Zuletzt aktualisiert am 18. September 2024 um 11:05
Mein erster Beitrag endet mit der Beschreibung eines leichten Gruselns, hervorgerufen von der Gestaltung einer Visitenkarte gepaart mit der Erkenntnis der Branchenherkunft meines Gegenübers – der Mann ist Bestatter.
Seit dem habe ich viele Visitenkarten von Bestattern gesehen! Viel grau und lila, marmorierte Hintergründe, manchmal auch in Doppelfunktionen als Aufkleber, oder mit Kalender, immer wieder gern kombiniert mit einem Kreuz oder besser, gleich mehreren. Gotische Kirchenfenster in verschiedenen Formen – eine Version sogar als geschütztes Markenzeichen; aber das lernte ich erste später 😉

Collage mit Visitenkarten von Bestattungsinstituten: Es dominieren grau und lila auch mit gold und Marmoreffekte.
Über Geschmack sollte man bekanntlich nicht streiten. Und wegen – sagen wir mal – eigentümlicher Gestaltung ist noch keinem Bestatter der Angehörige wieder aus dem Laden gelaufen, oder? Und über Jahrzehnte war diese Gestaltung ja schon fast zum Branchenstil geworden.
Trotzdem ist ein Logo – wie auch alle anderen gestaltete Werbemittel – Ausdruck eines Selbstverständnisses; sowohl für den Einzelnen in Bezug auf sein Unternehmen aber auch in der Gruppe seiner Kollegen als Wahrnehmung einer Branche. Niemand bekommt eine zweite Chance, einen ersten Eindruck zu hinterlassen! Die Bestattungsbranche sah für mich so aus, als ob sie von fähigen Gestaltern nicht wirklich entdeckt worden wäre – also: An die Arbeit!

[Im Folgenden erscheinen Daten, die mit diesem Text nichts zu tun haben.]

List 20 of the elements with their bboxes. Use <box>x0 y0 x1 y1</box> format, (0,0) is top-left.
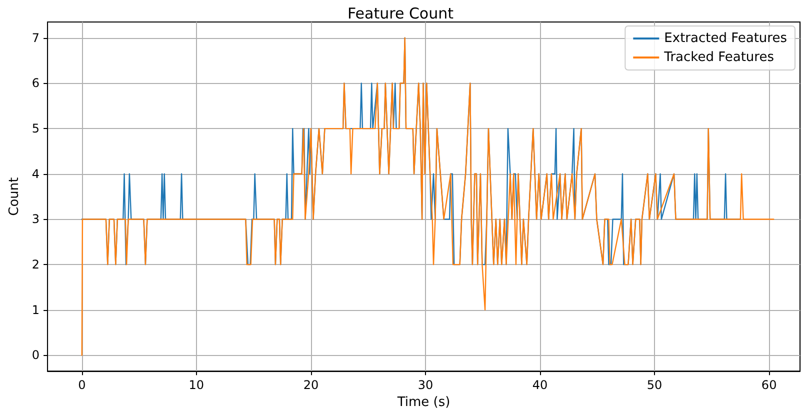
y-tick-label: 3 <box>32 212 40 226</box>
y-tick-label: 4 <box>32 166 40 181</box>
x-tick-label: 20 <box>303 378 319 392</box>
x-tick-label: 30 <box>418 378 434 392</box>
x-tick-label: 40 <box>532 378 548 392</box>
chart-title: Feature Count <box>348 4 454 22</box>
y-tick-label: 7 <box>32 30 40 45</box>
x-tick-label: 50 <box>646 378 662 392</box>
x-tick-label: 60 <box>761 378 777 392</box>
y-tick-label: 5 <box>32 122 40 136</box>
y-tick-label: 6 <box>32 76 40 90</box>
x-tick-label: 10 <box>188 378 204 392</box>
legend-label: Extracted Features <box>664 31 788 46</box>
y-axis-title: Count <box>7 177 22 216</box>
y-tick-label: 0 <box>32 348 40 362</box>
y-tick-label: 1 <box>32 302 40 317</box>
x-tick-label: 0 <box>78 378 86 392</box>
y-tick-label: 2 <box>32 258 40 272</box>
legend-label: Tracked Features <box>663 50 774 65</box>
x-axis-title: Time (s) <box>396 395 450 410</box>
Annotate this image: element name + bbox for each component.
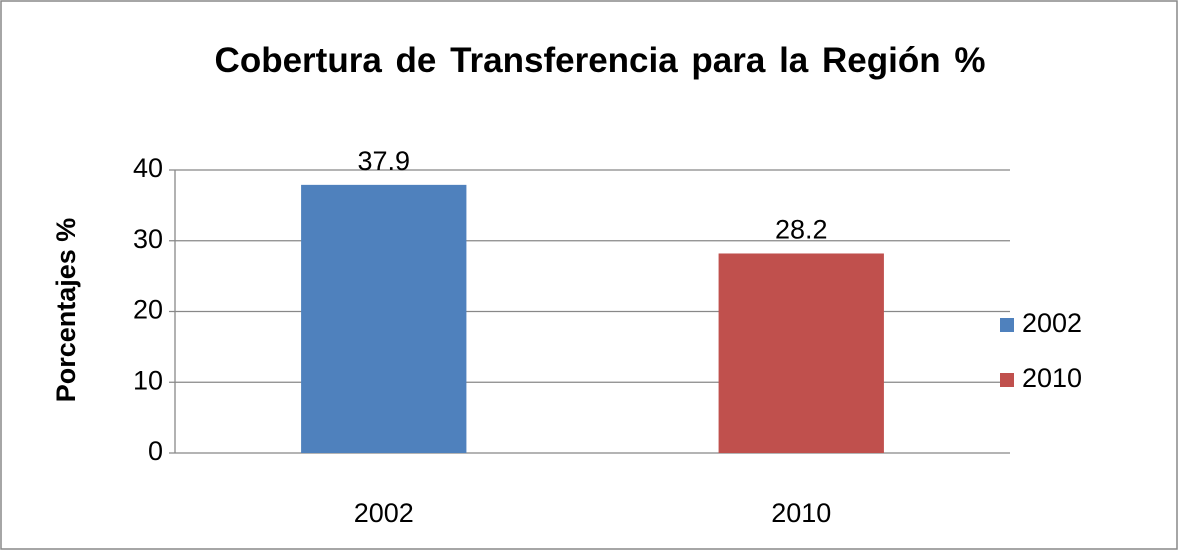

Das Gruseln habe ich also recht schnell abgelegt. Obwohl – ein großes (erst im Nachhinein richtig gruselig eingeordnetes) Erlebnis war dann die Frage eines Bestatters, der merklich am Überlegen war, mit uns zusammenzuarbeiten: “Können Sie auch eingeschweißte Visitenkarten?” Ja, können wir. Aber das sagte ich ihm nicht.
Wenn man sich um das Marketing seiner Kunden kümmert, macht man natürlich viele branchenspezifische Erfahrungen und sammelt Unmengen neuer Erkenntnisse. Die sind dann hier und da auch mal recht ungewöhnlich. Und in jeder Branche gibt es Spaßvögel die mal ausreizen, wieviel denn so ein Marketingfuzzi ab kann. Zugegeben, bei einem Besattter oder in einem Krematorium haben es die spaßigen Gesellen nicht schwer, einen Branchenfremden zu beeindrucken. Aber so ist dass nun mal mit Erfahrungen: Nur richtig Neues ist wirklich fremd. Aber schwups, ist es auch schon nicht mehr neu und dann auch gar nicht mehr so…
Jetzt möchte ich mal eine Lanze für Bestatter brechen: Ich habe schon für viele Branchen gearbeitet und dabei sehr viele Menschen kennengelernt. In kaum einer Branche habe ich so viele freundliche, nette, wohlerzogene und „gerade” Typen kennengelernt.
Und die Arbeit für Familienunterehmen hat für mich auch eine ganz besondere Qualität: Meist arbeiten wir direkt mit den Inhabern zusammen. Das bedeutet: keine Budgets, die zum Jahresende verballert werden müssen bevor sie gekürzt werden, sondern immer direkt ans Portemonnaie des Chefs. Und der kauft nix, was er nicht versteht oder mag. Ganz einfach!
Im Gegenzug wird da noch gern Wort gehalten, so wie früher der Handschlag auf dem Pferdemarkt. Wenn man in Generationen denkt, den Bisherigen verpflichtet ist und den Folgenden eine gute Zukunft bereiten will, gibt‘s auch keine Diskussionen um kurzfristige Quartalserfolge, Börsenkurse oder „den schnellen Euro“. Nachhaltigkeit ist der treffende Begriff, auch wenn er in den letzten Jahren wohl arg überstrapaziert wurde.
Das Grundverständnis basiert auf „anständiger Arbeit“. Traditionell verwurzelte Bestattungsunternehmen können nicht mal eben den Ort wechseln, von Dorf zu Dorf ziehen und verbrannte Erde hinterlassen. Das prägt. Vielleicht kann man sie am besten mit Winzern vergleichen, die über Generationen hinweg auf dem gleichen Fleckchen Erde Ihrer Tätigkeit nachgehen. – Auch am Ende siegt die Qualität.